Whenever a police officer walks up to me I automatically think, “What did I do wrong?” This happened to me about two weeks ago in the gallery as I turned on the lights for a tour. All of my decisions from the last 24 hours went through my mind and happily I thought, “I did not do anything wrong. So, why is he here?”
The BYU police officer told me that one of the custodians saw me in the gallery and mistook me for a wandering student. I chuckled and said, “No, I am a gallery educator here at Education in Zion. Have you seen the gallery before?”

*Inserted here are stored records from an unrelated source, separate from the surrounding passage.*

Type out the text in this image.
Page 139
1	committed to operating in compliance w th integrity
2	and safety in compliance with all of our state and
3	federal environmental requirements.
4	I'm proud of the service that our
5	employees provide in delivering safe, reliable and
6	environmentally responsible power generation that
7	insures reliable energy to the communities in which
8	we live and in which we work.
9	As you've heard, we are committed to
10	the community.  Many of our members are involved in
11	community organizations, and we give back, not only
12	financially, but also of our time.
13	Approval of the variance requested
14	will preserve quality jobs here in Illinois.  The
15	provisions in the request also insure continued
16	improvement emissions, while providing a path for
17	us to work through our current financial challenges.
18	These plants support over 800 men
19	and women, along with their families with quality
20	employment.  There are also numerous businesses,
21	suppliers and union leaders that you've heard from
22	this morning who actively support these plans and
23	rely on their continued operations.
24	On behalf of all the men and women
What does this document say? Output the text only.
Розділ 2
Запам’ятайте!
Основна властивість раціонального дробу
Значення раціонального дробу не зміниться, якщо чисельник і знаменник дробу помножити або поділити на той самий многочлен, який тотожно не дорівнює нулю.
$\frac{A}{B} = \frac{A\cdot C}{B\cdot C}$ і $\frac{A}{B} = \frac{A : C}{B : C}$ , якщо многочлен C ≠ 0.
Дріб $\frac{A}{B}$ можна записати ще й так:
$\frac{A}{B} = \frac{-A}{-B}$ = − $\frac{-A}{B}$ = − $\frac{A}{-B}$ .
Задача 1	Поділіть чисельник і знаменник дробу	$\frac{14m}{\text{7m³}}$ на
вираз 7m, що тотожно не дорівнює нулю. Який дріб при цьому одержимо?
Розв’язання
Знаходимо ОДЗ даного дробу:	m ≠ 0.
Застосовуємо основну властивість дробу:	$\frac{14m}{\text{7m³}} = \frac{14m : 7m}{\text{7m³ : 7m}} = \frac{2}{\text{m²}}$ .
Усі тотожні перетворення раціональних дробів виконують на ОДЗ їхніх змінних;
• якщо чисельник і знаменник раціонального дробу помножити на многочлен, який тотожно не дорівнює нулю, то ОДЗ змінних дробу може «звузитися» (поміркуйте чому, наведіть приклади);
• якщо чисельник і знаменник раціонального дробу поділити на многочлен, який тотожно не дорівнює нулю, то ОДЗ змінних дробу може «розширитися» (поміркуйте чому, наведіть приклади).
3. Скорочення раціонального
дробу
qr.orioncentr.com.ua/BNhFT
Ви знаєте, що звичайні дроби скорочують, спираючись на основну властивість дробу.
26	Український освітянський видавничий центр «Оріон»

He answered that he had only been through the room that contained a photo of his old school. Puzzled, I followed him into a room in the gallery where he pointed to a schoolhouse in Tonga and said, “This was my school or at least this was exactly how my school was built.” He described the special construction of the school: the coconut tree wood beams tied without nails and the roof of branches and leaves that would never leak. Then he showed me the differences between the native clothing of the Tongans, Samoans, Kiwis (from New Zealand), and Polynesians.
His enthusiasm was contagious and I found myself wanting to learn more about the Tongan culture and people. My new friend smiled as I waved goodbye saying, “Come back again!”
As I have reflected on this event, I realized that even in the most unexpected circumstances we can gain an appreciation for cultural education.